Essa história poderia ser fictícia, mas é não só real, como constitui uma pálida descrição das inúmeras dores que atravessou o pastor devotado, até se dedicar à pregação da felicidade, dando a todos o amor que nunca recebeu, bafejado pela inspiração que muitos invejavam, mas que lhe veio pela suportação de níveis de padecimento que aqueles que o seguiam e o viam sorridente e tranquilo, jamais poderiam dimensionar.
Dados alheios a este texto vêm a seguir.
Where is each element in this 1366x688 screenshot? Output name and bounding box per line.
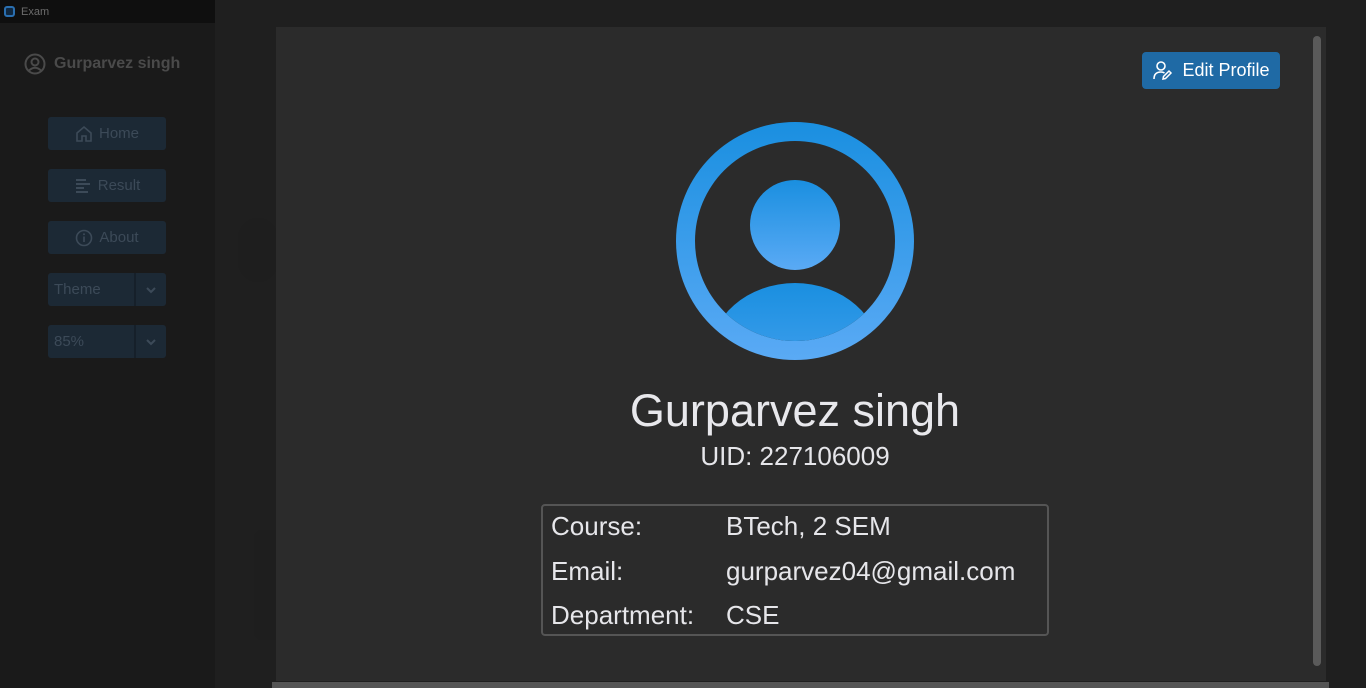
theme-select-value: Theme bbox=[54, 281, 101, 298]
sidebar-item-home[interactable]: Home bbox=[48, 117, 166, 150]
window-title: Exam bbox=[21, 5, 50, 18]
scaling-select[interactable]: 85% bbox=[48, 325, 166, 358]
home-icon bbox=[76, 125, 92, 142]
sidebar-item-about[interactable]: About bbox=[48, 221, 166, 254]
app-icon bbox=[4, 6, 15, 17]
profile-uid: UID: 227106009 bbox=[700, 441, 890, 471]
sidebar-item-label: About bbox=[99, 229, 139, 246]
detail-value: gurparvez04@gmail.com bbox=[726, 555, 1016, 586]
info-icon bbox=[76, 229, 93, 246]
user-circle-icon bbox=[24, 53, 46, 75]
sidebar-user-name: Gurparvez singh bbox=[54, 55, 181, 72]
avatar-icon bbox=[676, 122, 914, 360]
detail-key: Email: bbox=[551, 555, 624, 586]
theme-select[interactable]: Theme bbox=[48, 273, 166, 306]
detail-value: CSE bbox=[726, 599, 780, 630]
detail-key: Course: bbox=[551, 510, 643, 541]
profile-name: Gurparvez singh bbox=[629, 385, 961, 436]
edit-profile-label: Edit Profile bbox=[1182, 60, 1270, 80]
sidebar: Gurparvez singh Home Result About Theme … bbox=[0, 23, 215, 688]
user-edit-icon bbox=[1153, 60, 1173, 80]
chevron-down-icon[interactable] bbox=[134, 273, 166, 306]
detail-row-department: Department: CSE bbox=[551, 598, 779, 632]
horizontal-scrollbar[interactable] bbox=[272, 682, 1329, 688]
vertical-scrollbar[interactable] bbox=[1313, 36, 1321, 666]
edit-profile-button[interactable]: Edit Profile bbox=[1142, 52, 1280, 89]
background-shape bbox=[238, 218, 278, 282]
scaling-select-value: 85% bbox=[54, 333, 85, 350]
sidebar-item-result[interactable]: Result bbox=[48, 169, 166, 202]
sidebar-user[interactable]: Gurparvez singh bbox=[24, 53, 180, 75]
chevron-down-icon[interactable] bbox=[134, 325, 166, 358]
sidebar-item-label: Result bbox=[97, 177, 141, 194]
detail-key: Department: bbox=[551, 599, 695, 630]
detail-value: BTech, 2 SEM bbox=[726, 510, 891, 541]
detail-row-course: Course: BTech, 2 SEM bbox=[551, 509, 891, 543]
detail-row-email: Email: gurparvez04@gmail.com bbox=[551, 554, 1015, 588]
title-bar: Exam bbox=[0, 0, 215, 23]
sidebar-item-label: Home bbox=[98, 125, 139, 142]
chart-icon bbox=[75, 178, 90, 193]
profile-details: Course: BTech, 2 SEM Email: gurparvez04@… bbox=[541, 504, 1049, 636]
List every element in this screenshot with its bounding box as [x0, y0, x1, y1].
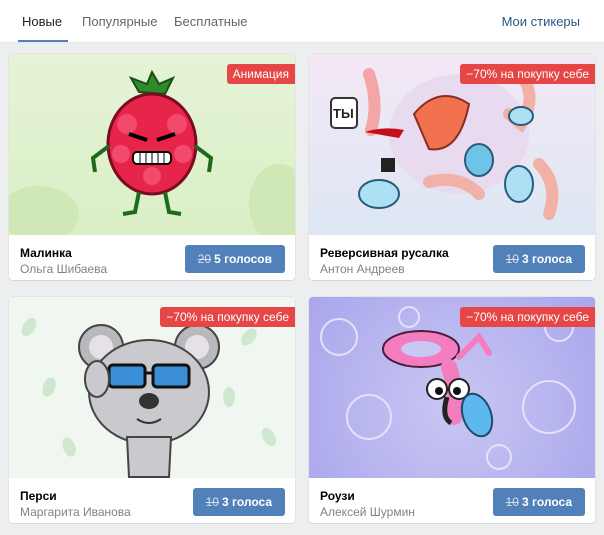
- old-price: 20: [197, 252, 212, 266]
- pack-info: Роузи Алексей Шурмин 10 3 голоса: [309, 478, 595, 523]
- pack-title[interactable]: Перси: [20, 489, 57, 503]
- sticker-pack-card[interactable]: −70% на покупку себе Перси Маргарита Ива…: [9, 297, 295, 523]
- tabs-header: Новые Популярные Бесплатные Мои стикеры: [0, 0, 604, 43]
- sticker-preview[interactable]: −70% на покупку себе: [309, 297, 595, 478]
- old-price: 10: [205, 495, 219, 509]
- discount-badge: −70% на покупку себе: [460, 307, 595, 327]
- pack-author: Маргарита Иванова: [20, 505, 131, 519]
- sticker-pack-card[interactable]: ТЫ −70% на покупку себе Реверсивная руса…: [309, 54, 595, 280]
- active-tab-indicator: [18, 40, 68, 42]
- pack-title[interactable]: Реверсивная русалка: [320, 246, 449, 260]
- price-label: 5 голосов: [214, 252, 272, 266]
- tab-popular[interactable]: Популярные: [82, 14, 157, 29]
- tab-new[interactable]: Новые: [22, 14, 62, 29]
- pack-title[interactable]: Роузи: [320, 489, 355, 503]
- price-label: 3 голоса: [521, 252, 572, 266]
- tab-free[interactable]: Бесплатные: [174, 14, 248, 29]
- my-stickers-link[interactable]: Мои стикеры: [502, 14, 580, 29]
- pack-author: Алексей Шурмин: [320, 505, 415, 519]
- buy-button[interactable]: 10 3 голоса: [492, 488, 585, 516]
- pack-info: Малинка Ольга Шибаева 20 5 голосов: [9, 235, 295, 280]
- animation-badge: Анимация: [226, 64, 295, 84]
- sticker-preview[interactable]: Анимация: [9, 54, 295, 235]
- discount-badge: −70% на покупку себе: [460, 64, 595, 84]
- sticker-preview[interactable]: −70% на покупку себе: [9, 297, 295, 478]
- buy-button[interactable]: 20 5 голосов: [184, 245, 285, 273]
- pack-author: Антон Андреев: [320, 262, 405, 276]
- buy-button[interactable]: 10 3 голоса: [192, 488, 285, 516]
- pack-title[interactable]: Малинка: [20, 246, 72, 260]
- price-label: 3 голоса: [521, 495, 572, 509]
- sticker-text: ТЫ: [333, 106, 354, 121]
- pack-info: Перси Маргарита Иванова 10 3 голоса: [9, 478, 295, 523]
- sticker-pack-card[interactable]: Анимация Малинка Ольга Шибаева 20 5 голос…: [9, 54, 295, 280]
- old-price: 10: [505, 495, 519, 509]
- pack-author: Ольга Шибаева: [20, 262, 108, 276]
- buy-button[interactable]: 10 3 голоса: [492, 245, 585, 273]
- discount-badge: −70% на покупку себе: [160, 307, 295, 327]
- sticker-preview[interactable]: ТЫ −70% на покупку себе: [309, 54, 595, 235]
- pack-info: Реверсивная русалка Антон Андреев 10 3 го…: [309, 235, 595, 280]
- old-price: 10: [505, 252, 519, 266]
- price-label: 3 голоса: [221, 495, 272, 509]
- sticker-pack-card[interactable]: −70% на покупку себе Роузи Алексей Шурми…: [309, 297, 595, 523]
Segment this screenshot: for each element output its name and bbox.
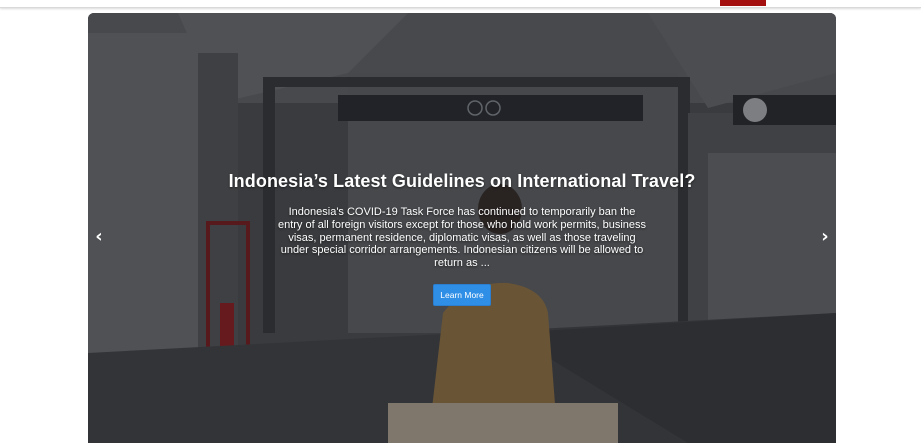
carousel-prev-icon[interactable]: ‹ [89,227,109,247]
slide-description: Indonesia's COVID-19 Task Force has cont… [277,206,647,270]
learn-more-button[interactable]: Learn More [433,283,491,306]
slide-caption: Indonesia’s Latest Guidelines on Interna… [88,171,836,306]
slide-title: Indonesia’s Latest Guidelines on Interna… [228,171,696,191]
nav-active-tab[interactable] [720,0,766,6]
carousel-next-icon[interactable]: › [815,227,835,247]
hero-carousel: Indonesia’s Latest Guidelines on Interna… [88,13,836,443]
top-navbar [0,0,921,8]
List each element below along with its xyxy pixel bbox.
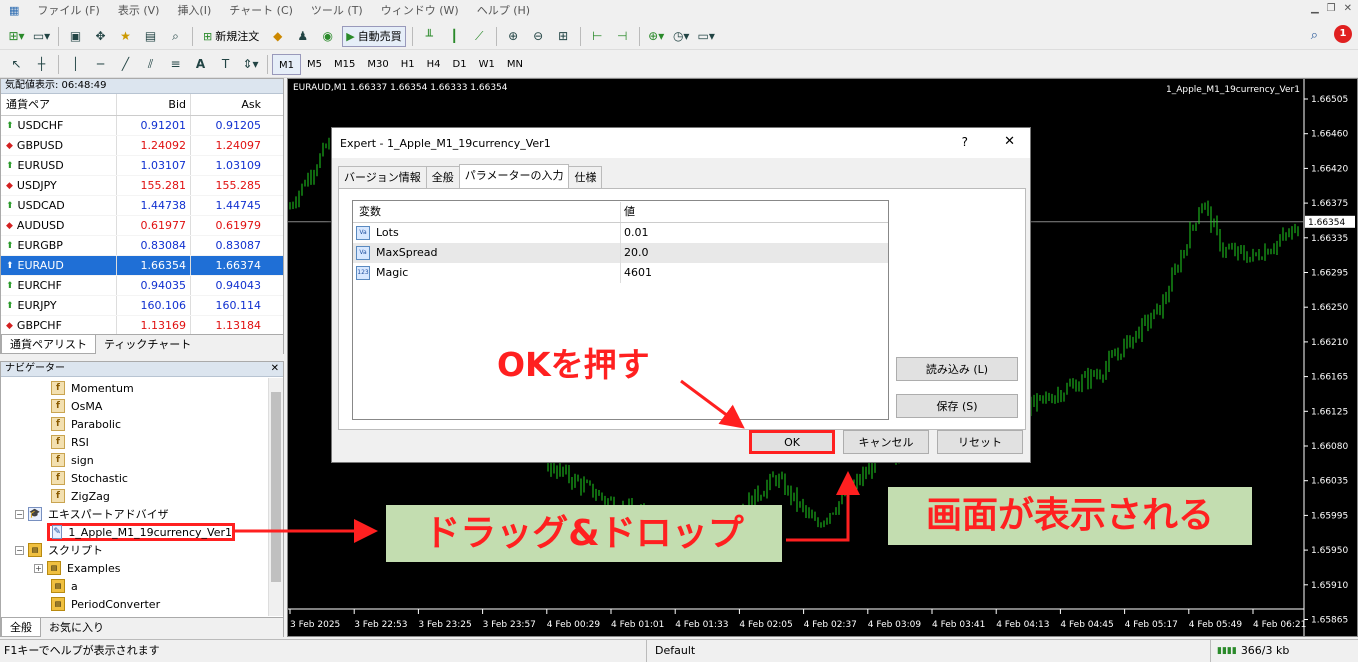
connection-bars-icon: ▮▮▮▮ <box>1217 646 1237 656</box>
arrow-to-ok <box>680 379 745 429</box>
status-traffic: ▮▮▮▮ 366/3 kb <box>1210 640 1289 662</box>
status-traffic-text: 366/3 kb <box>1240 644 1290 657</box>
status-bar: F1キーでヘルプが表示されます Default ▮▮▮▮ 366/3 kb <box>0 639 1358 662</box>
status-help: F1キーでヘルプが表示されます <box>4 644 160 657</box>
tab-inputs[interactable]: パラメーターの入力 <box>458 164 570 188</box>
annotation-arrows <box>235 379 860 543</box>
arrow-to-dialog <box>786 471 860 542</box>
status-profile: Default <box>646 640 746 662</box>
Aproveite a lição da história que Rogério nunca pôde partilhar e, assumindo inteira responsabilidade por sua existência, seu destino e sua felicidade, decrete alforria da dor, da impotência e do complexo de vítima e brigue, e esforce-se e torne a trabalhar, infatigavelmente, pela sua e a felicidade de quantos puderem partilhar de seu círculo de influência pessoal, direta ou indiretamente. O poder de decidir e fazer acontecer em sua vida, realmente, é todo seu.